El pedido explícito del Gobierno es que se retire la demanda judicial por el restablecimiento del Presupuesto que aguarda el fallo de la Corte Suprema. Pero las universidades se negaron abruptamente.

El subsecretario de Políticas Universitarias, Alejandro Álvarez, que busca mantenerse en territorio neutral para no captar la atención mediática, fue quien re reunió con rectores en representación del Consejo Interuniversitario Nacional para intentar destrabar aquel conflicto presupuestario que motivó la última Marcha Federal.

Marcha Federal Universitaria en el pedido por el financiamiento.

¿Qué le ofreció el Gobierno a las universidades?

El Ejecutivo propuso una recomposición salarial del 24,3% a los profesores universitarios que compensaría la pérdida de poder adquisitivo del 2024, 2025 y el desfasaje del 2026 hasta mayo. El incremento se pagaría en dos partes: un 21,3% en junio y el 3% restante en octubre.

El acuerdo incluiría además la conformación de una comisión técnica para trabajar en el período adeudado del 2024 y garantizar futuras negociaciones paritarias cada tres meses.

El Gobierno ofreció también un 50% de aumento para las becas Manuel Belgrano, un 20% de incremento para gastos de funcionamiento de las universidades y un fondo adicional de $50 mil millones para gastos de hospitales universitarios.

Mientras, las universidades esperan la convocatoria del Gobierno para acordar el nuevo criterio de distribución de una partida de más de $79 mil millones destinadas a estos hospitales ya que el congelamiento generó protestas y una advertencia de peligro de un posible freno de funcionamiento.

Universidad pública con el cartel: "Sin salarios dignos la UBA no funciona" Foto: NA

¿Cuál fue la respuesta de las universidades a la propuesta del Gobierno?

Fuentes de la comunidad universitaria le comentaron a TN que la propuesta del Ejecutivo es razonable pero que no aceptaron por el pedido de retirar la demanda judicial que exige el cumplimiento de la Ley del Financiamiento Universitario sancionada por el Congreso.

La ley exige, entre otras cosas, el cumplimiento de los aumentos en materia de salarios y becas dispuestos en la Ley de Financiamiento de acuerdo al IPC. La cifra ronda los 2,5 billones de pesos y el Ejecutivo considera que atenta contra el superávit fiscal.
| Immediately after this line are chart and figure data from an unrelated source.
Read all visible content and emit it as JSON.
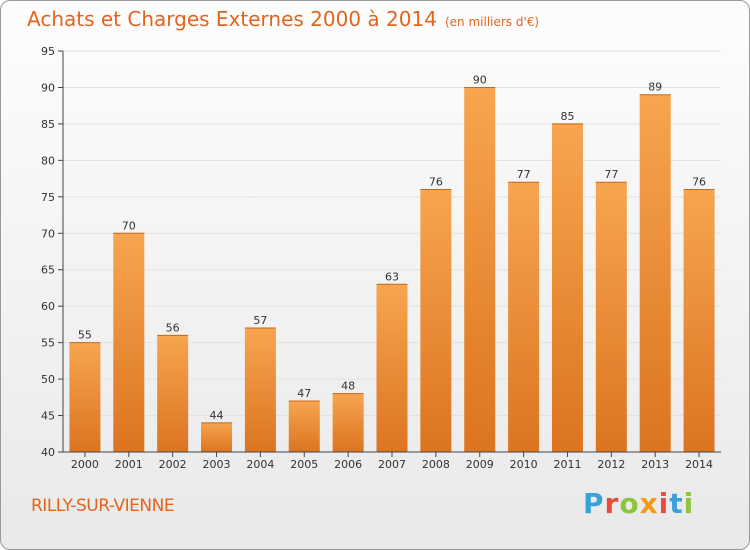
{
  "header": {
    "title": "Achats et Charges Externes 2000 à 2014",
    "unit": "(en milliers d'€)"
  },
  "footer": {
    "commune": "RILLY-SUR-VIENNE",
    "brand": "Proxiti",
    "brand_letters": [
      "P",
      "r",
      "o",
      "x",
      "i",
      "t",
      "i"
    ]
  },
  "colors": {
    "bar_light": "#f7a54f",
    "bar_dark": "#dc7420",
    "title": "#e2651f",
    "grid": "#e2e2e2",
    "axis": "#444444"
  },
  "chart_data": {
    "type": "bar",
    "title": "Achats et Charges Externes 2000 à 2014",
    "subtitle": "(en milliers d'€)",
    "categories": [
      "2000",
      "2001",
      "2002",
      "2003",
      "2004",
      "2005",
      "2006",
      "2007",
      "2008",
      "2009",
      "2010",
      "2011",
      "2012",
      "2013",
      "2014"
    ],
    "values": [
      55,
      70,
      56,
      44,
      57,
      47,
      48,
      63,
      76,
      90,
      77,
      85,
      77,
      89,
      76
    ],
    "ylim": [
      40,
      95
    ],
    "yticks": [
      40,
      45,
      50,
      55,
      60,
      65,
      70,
      75,
      80,
      85,
      90,
      95
    ],
    "grid": true,
    "data_labels": true
  }
}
Los rectores universitarios le dijeron a TN: “Eso no va a suceder de ninguna manera. No estamos dispuestos a hacerlo y no es modificable esa situación. Condiciones para avanzar hay, pero la pelota está del lado del Gobierno”.

Marcha Federal Universitaria. Foto: NA

Las casas de altos estudios consideran que la demanda activa es un resguardo que no están dispuestos a perder y que no existe un consenso de la comunidad universitaria para eso. De hecho, enfatizan que la propuesta demuestra que el Gobierno cuenta con los recursos para solucionar el conflicto.
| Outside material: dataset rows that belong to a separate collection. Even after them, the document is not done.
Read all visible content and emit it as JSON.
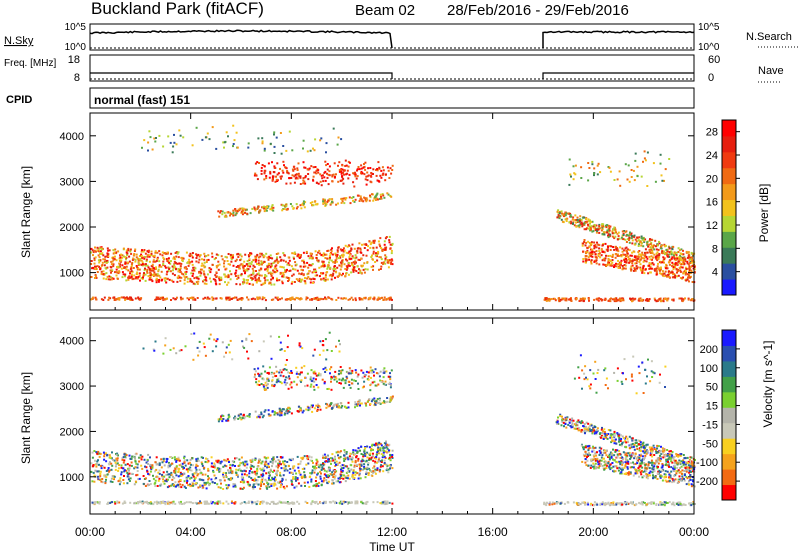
{
  "header": {
    "station": "Buckland Park (fitACF)",
    "beam": "Beam 02",
    "date_range": "28/Feb/2016 - 29/Feb/2016"
  },
  "aux_panels": {
    "nsky_label": "N.Sky",
    "nsky_ticks": [
      "10^5",
      "10^0"
    ],
    "nsearch_label": "N.Search",
    "nsearch_ticks": [
      "10^5",
      "10^0"
    ],
    "freq_label": "Freq. [MHz]",
    "freq_ticks": [
      "18",
      "8"
    ],
    "nave_label": "Nave",
    "nave_ticks": [
      "60",
      "0"
    ],
    "cpid_label": "CPID",
    "cpid_value": "normal (fast) 151"
  },
  "colors": {
    "power": [
      "#1a1aff",
      "#2a4fa0",
      "#3a7a58",
      "#5aa648",
      "#b6d633",
      "#f2c21c",
      "#f39a1a",
      "#f06a12",
      "#f03a10",
      "#e61e0e",
      "#ff0000"
    ],
    "velocity": [
      "#ff0000",
      "#f36a12",
      "#f5a21c",
      "#f8d020",
      "#c8c8b8",
      "#b4b4aa",
      "#7ad030",
      "#42a048",
      "#2a7a8a",
      "#2a4fb0",
      "#1a1aff"
    ]
  },
  "chart_data": [
    {
      "type": "heatmap",
      "name": "power",
      "ylabel": "Slant Range [km]",
      "xlabel": "Time UT",
      "x_ticks": [
        "00:00",
        "04:00",
        "08:00",
        "12:00",
        "16:00",
        "20:00",
        "00:00"
      ],
      "xlim_hours": [
        0,
        24
      ],
      "y_ticks": [
        "1000",
        "2000",
        "3000",
        "4000"
      ],
      "ylim_km": [
        180,
        4500
      ],
      "colorbar_label": "Power [dB]",
      "colorbar_ticks": [
        "4",
        "8",
        "12",
        "16",
        "20",
        "24",
        "28"
      ],
      "colorbar_range": [
        0,
        30
      ],
      "data_gaps_hours": [
        [
          12,
          18
        ]
      ]
    },
    {
      "type": "heatmap",
      "name": "velocity",
      "ylabel": "Slant Range [km]",
      "xlabel": "Time UT",
      "x_ticks": [
        "00:00",
        "04:00",
        "08:00",
        "12:00",
        "16:00",
        "20:00",
        "00:00"
      ],
      "xlim_hours": [
        0,
        24
      ],
      "y_ticks": [
        "1000",
        "2000",
        "3000",
        "4000"
      ],
      "ylim_km": [
        180,
        4500
      ],
      "colorbar_label": "Velocity [m s^-1]",
      "colorbar_ticks": [
        "-200",
        "-100",
        "-50",
        "-15",
        "15",
        "50",
        "100",
        "200"
      ],
      "colorbar_range": [
        -250,
        250
      ],
      "data_gaps_hours": [
        [
          12,
          18
        ]
      ]
    }
  ]
}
“Si hay voluntad de acordar, es bastante insólito que no lo hagamos. Hay condiciones para que eso ocurra”, remarcaron las autoridades universitarias, con la expectativa de que el conflicto se resuelva esta semana.

Según TN, el Consejo Interuniversitario Nacional (CIN) conducido por Franco Bartolacci no quiere ceder en terreno judicial para no perder el apoyo de la comunidad y cuestionaron que eso “lleve a todos a un conflicto sin solución”.

Así, ambos sectores insisten en la idea de que, para llegar a un acuerdo, el otro tendrá que ceder.